Fue
ese fin de semana de las supercompras en el país, cuando caminando por la city,
el domingo se volvió manifiesto.
Había
sido una mañana muy fría, ya típica de ese otoño; quizá una brisa y quizá
muchos planes fallidos; la mañana con bruma, que habría de transformarse de
pronto en un día asolador, casi enfermizo, con el aire enrarecido y maligno.
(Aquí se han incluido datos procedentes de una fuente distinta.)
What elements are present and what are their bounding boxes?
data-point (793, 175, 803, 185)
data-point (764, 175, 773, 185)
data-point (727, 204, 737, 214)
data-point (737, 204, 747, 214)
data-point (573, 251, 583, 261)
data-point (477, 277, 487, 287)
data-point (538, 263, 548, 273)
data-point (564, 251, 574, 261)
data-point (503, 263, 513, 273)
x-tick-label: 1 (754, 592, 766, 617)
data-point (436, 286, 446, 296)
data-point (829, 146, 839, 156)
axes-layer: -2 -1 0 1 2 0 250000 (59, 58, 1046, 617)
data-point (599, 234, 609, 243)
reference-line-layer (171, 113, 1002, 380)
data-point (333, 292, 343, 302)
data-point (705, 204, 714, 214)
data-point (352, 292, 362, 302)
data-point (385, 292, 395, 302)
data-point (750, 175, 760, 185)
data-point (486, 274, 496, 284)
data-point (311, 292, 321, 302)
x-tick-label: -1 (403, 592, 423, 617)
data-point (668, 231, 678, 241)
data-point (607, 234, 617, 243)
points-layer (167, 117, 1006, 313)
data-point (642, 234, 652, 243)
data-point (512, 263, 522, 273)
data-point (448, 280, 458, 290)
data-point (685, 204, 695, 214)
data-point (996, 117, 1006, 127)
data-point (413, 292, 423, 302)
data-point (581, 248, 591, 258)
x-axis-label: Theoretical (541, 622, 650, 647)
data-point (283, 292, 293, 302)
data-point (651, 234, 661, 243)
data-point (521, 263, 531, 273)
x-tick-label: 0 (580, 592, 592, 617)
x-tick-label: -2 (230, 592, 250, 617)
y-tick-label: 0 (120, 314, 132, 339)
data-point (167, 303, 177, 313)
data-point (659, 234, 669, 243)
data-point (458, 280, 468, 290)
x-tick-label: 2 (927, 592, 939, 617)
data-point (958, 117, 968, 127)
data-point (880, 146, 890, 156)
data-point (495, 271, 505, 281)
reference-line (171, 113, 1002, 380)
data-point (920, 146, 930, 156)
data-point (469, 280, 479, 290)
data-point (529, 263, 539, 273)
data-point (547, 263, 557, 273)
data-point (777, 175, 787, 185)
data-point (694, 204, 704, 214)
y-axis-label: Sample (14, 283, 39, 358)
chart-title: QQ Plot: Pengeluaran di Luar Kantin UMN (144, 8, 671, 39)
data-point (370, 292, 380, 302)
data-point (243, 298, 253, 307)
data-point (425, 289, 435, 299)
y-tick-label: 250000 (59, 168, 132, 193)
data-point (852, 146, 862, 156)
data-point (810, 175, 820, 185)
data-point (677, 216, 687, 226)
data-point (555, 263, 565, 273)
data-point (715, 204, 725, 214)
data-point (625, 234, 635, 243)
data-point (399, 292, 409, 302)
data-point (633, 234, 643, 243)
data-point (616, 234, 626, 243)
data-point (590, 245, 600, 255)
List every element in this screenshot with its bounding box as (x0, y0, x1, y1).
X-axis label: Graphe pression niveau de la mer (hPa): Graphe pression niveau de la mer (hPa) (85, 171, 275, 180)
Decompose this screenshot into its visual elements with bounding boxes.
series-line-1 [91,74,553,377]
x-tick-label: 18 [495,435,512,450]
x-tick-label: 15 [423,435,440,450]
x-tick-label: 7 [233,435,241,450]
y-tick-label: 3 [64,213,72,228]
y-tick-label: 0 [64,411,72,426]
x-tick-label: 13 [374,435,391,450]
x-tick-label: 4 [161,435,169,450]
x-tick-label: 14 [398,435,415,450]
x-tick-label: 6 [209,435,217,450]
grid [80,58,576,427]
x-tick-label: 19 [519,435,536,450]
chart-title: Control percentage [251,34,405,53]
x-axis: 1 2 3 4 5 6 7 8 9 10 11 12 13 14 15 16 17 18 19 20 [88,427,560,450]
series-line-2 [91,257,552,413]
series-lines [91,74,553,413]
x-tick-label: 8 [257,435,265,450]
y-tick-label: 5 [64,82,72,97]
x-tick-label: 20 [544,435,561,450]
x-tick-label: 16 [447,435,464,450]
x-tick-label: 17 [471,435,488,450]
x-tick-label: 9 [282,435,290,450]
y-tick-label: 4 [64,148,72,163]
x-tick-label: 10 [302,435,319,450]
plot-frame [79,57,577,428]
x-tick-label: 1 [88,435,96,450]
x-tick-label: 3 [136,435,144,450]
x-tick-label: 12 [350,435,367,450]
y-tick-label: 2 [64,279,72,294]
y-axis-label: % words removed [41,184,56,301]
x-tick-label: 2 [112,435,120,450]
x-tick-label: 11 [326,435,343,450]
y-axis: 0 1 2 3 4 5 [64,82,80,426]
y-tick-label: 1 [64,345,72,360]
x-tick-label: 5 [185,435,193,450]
Y
caminando por esas calles de la ciudad despacio, sin prisa pues el día estaba aún
empezando y sin meta pues no quería llegar a ningún lado; solo caminar; solo
dejar pasar el tiempo mientras contaba
el presente; mientras se veía cercano un porvenir que se había retrasado ya en
llegar.
Luego
son unas calles y luego muchas calles más y luego muchas horas más y luego un
local en la calle con basura urbana anuncia el posible encuentro de algún
tesoro. La búsqueda no es exhaustiva, el tesoro brilla por si solo; el
vendedor, hábil, observador, casi psicoanalítico se da cuenta, propone un
precio, un elevado precio que ya no se regatea, pues aun así es el apropiado
para eso que él vende como basura y que para mí es un tesoro. Lo tomo con mucho
cuidado, lo coloco en la mochila que ya es parte de mi indumentaria defindesemana;
luego lo llevo a casa, lo lavo con delicadeza extrema, lo encero, y le doy un
lugar en la galería que ya casi no lo tiene. Me voy a dormir, solo pienso en el
encuentro de los últimos tesoros... por suerte.... quizá.